I have felt compelled for some time to share my prayers and talks with God with others. That is what this blog is for, and I hope God belsses you with these words. Of course, I would love to hear from others as well.

Wednesday, September 28, 2005

Secret Self-Centeredness

For a long time now I have had these grand desires to do great things with my life. I've felt a burden for so many ministries and strongly believed that I would very soon be my own boss. I can't tell you the number of times these things have crossed my mind over the last several months. However, God recently let me know that I was being selfish and self-centered.

If you would have asked me a month ago if I thought I was being self-centered, I would have told you no. I really wanted to be a blessing in this world. But God revealed the simple truth. I was making all of these plans without consulting Him. I barely prayed about them, and when I did, I set the tone of the prayer and basically told God how things would be.

James 4:13-15 is now in my heart.

13 Now listen, you who say, "Today or tomorrow we will go to this or that city, spend a year there, carry on business and make money." 14 Why, you do not even know what will happen tomorrow.

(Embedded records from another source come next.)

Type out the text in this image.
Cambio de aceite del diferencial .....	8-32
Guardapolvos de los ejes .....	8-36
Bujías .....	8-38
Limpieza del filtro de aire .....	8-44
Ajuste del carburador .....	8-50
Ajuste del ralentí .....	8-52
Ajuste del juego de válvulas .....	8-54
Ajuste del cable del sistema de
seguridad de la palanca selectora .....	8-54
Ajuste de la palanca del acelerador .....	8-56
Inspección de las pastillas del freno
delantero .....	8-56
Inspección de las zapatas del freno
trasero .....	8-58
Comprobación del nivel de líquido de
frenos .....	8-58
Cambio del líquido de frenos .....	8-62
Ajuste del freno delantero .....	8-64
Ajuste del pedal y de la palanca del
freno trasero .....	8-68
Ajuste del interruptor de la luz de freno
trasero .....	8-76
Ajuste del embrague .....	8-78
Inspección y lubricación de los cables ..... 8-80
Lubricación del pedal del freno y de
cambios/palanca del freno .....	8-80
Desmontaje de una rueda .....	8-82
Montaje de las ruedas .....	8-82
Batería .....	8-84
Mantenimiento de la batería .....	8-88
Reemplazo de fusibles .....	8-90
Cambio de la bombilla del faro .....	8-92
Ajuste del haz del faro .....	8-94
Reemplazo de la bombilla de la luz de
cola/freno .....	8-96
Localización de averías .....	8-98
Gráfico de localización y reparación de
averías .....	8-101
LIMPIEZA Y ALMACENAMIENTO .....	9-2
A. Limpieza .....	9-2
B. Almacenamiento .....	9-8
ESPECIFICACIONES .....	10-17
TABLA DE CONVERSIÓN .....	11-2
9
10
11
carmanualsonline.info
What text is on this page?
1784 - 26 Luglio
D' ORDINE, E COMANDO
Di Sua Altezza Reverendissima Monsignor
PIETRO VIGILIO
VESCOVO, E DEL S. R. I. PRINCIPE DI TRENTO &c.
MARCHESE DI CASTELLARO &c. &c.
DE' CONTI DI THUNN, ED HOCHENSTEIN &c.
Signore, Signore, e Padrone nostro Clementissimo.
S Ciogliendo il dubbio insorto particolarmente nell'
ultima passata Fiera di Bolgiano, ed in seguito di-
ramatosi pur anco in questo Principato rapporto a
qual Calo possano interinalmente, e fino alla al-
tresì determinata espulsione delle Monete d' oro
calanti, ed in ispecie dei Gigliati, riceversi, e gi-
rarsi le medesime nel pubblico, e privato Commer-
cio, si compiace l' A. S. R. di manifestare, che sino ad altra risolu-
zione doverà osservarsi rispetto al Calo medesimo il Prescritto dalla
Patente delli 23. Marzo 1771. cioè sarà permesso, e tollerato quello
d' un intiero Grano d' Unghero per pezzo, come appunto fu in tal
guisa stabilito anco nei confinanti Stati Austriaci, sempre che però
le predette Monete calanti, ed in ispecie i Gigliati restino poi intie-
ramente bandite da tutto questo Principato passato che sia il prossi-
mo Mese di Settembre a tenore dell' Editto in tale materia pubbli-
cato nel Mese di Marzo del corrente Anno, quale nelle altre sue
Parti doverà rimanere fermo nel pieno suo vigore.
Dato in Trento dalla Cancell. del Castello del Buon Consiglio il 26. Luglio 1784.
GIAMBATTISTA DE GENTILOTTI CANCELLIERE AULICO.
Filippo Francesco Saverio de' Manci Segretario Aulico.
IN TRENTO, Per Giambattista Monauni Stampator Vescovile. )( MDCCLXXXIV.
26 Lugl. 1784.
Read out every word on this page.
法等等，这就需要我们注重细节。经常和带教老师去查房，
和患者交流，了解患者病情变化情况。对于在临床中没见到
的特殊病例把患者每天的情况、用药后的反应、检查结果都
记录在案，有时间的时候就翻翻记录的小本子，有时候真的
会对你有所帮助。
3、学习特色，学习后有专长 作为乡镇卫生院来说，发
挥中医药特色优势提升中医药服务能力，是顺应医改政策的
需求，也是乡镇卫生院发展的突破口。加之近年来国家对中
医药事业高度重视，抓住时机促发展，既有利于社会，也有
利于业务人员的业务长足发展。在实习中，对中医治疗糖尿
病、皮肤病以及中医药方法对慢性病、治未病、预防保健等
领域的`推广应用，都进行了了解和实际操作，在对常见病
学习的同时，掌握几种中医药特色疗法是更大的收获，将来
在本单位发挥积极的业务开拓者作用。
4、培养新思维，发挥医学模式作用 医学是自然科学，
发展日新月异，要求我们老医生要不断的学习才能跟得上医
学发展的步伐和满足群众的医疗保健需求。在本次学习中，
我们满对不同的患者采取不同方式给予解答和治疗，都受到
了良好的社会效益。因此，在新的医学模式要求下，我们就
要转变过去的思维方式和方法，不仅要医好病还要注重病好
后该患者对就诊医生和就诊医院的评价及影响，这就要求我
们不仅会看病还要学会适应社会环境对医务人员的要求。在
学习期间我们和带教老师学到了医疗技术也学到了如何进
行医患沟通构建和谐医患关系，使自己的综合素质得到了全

What is your life? You are a mist that appears for a little while and then vanishes. 15 Instead, you ought to say, "If it is the Lord's will, we will live and do this or that." (NIV)

God told me that the desires in and of themselves were not bad. I just needed to humble myself before Him, lay all of my desires at the foot of the cross and seek His perfect will for my life.

I was also reminded of John 15:5.

I am the vine; you are the branches. If a man remains in me and I in him, he will bear much fruit; apart from me you can do nothing. (NIV)

This truth is also now firmly planted in my heart. I can do nothing apart from Christ. The ironic things is that I still have these desires. God gave them back to me as soon as I let them go. And now I truly believe these things will come to pass. In fact, things have already begun.

Allow God to search your heart, have the courage to accept what He shows you and the determination to change the things you need to change.